There is no such thing as zero risk trading. From properties to cryptocurrencies, all investments come with varying degree of risks. As such, any investors worth their salt take calculated risks in order to keep their losses to a minimum and gain optimal returns.
One of the well-known strategies that investors employ is to “buy low, sell high”.
For example, by selling the asset that you have bought for a hundred dollars at a current price of two hundred dollars, you will gain one hundred dollars in profit. It’s not rocket science.
However, that’s easier said than done. How do you predict the trajectory of the asset’s price? How do you know when you should buy or sell off some of your Bitcoin? How do traders and analysts look at a trading chart and go “hmm, it may be time to sell soon”?
In the late 19th century, a journalist closely analysed the American stock market data that he has compiled, believing that there are patterns and business cycles in this data waiting to be discovered. That journalist was Charles Dow, and this form of technical analysis is named the Dow Theory.
In finance terms, technical analysis is a methodology used to forecast the price action by studying past market data mainly price and volume and it’s one of the most popular of its kind. Bear in mind that the Dow Theory is only one of the many types of technical analysis out there and it’s certainly not the first either. Amsterdam-based merchant Joseph de la Vega’s accounts of the Dutch financial markets in the 17th century was one of the earliest examples that predate the Dow theory.
In this article, we will be focusing on technical indicators which are pattern-based signals based on historic price, volume, and/or open interest used by traders that employ technical analysis.

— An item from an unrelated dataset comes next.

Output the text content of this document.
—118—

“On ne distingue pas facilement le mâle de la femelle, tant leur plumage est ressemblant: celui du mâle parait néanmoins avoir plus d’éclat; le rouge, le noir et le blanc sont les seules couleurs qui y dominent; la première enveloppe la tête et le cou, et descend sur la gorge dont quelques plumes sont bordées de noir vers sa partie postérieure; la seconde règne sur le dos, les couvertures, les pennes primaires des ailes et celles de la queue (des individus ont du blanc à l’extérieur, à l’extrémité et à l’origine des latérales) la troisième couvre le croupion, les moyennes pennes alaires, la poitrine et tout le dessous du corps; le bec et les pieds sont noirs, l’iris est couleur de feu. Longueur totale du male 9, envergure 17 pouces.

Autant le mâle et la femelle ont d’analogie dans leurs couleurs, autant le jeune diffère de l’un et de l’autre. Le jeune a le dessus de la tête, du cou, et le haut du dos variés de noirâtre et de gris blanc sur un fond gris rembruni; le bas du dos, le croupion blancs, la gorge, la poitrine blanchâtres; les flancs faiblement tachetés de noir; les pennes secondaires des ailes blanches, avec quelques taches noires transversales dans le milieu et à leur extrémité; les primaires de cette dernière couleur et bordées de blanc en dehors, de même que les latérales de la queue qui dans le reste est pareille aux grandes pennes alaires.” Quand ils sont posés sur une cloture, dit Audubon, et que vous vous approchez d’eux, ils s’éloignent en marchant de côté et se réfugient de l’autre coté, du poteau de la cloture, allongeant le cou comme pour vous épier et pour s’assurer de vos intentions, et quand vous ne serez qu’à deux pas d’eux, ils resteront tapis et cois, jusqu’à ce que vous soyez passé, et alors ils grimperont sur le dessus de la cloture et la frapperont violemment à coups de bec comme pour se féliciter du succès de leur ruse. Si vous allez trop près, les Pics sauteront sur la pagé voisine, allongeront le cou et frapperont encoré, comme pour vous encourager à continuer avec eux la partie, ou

There are hundreds of technical indicators that have become subjects of intense discussions and scrutiny. Common ones like MACD and RSI have found their ways into the repertoire of indicators used by traders.
As thousands of traders converge on the signals exhibited by the technical indicators, it invariable become a herd effect which becomes a self-fulfilling prophecy. This means if an indicator shows a Buy level, thousands of traders will act on it and thus, reinforcing the indicator’s signal.
We can safely arrive at a conclusion that technical analysis is helpful in providing some pointers that enable you to act according to price action and determine the optimal time to buy or sell.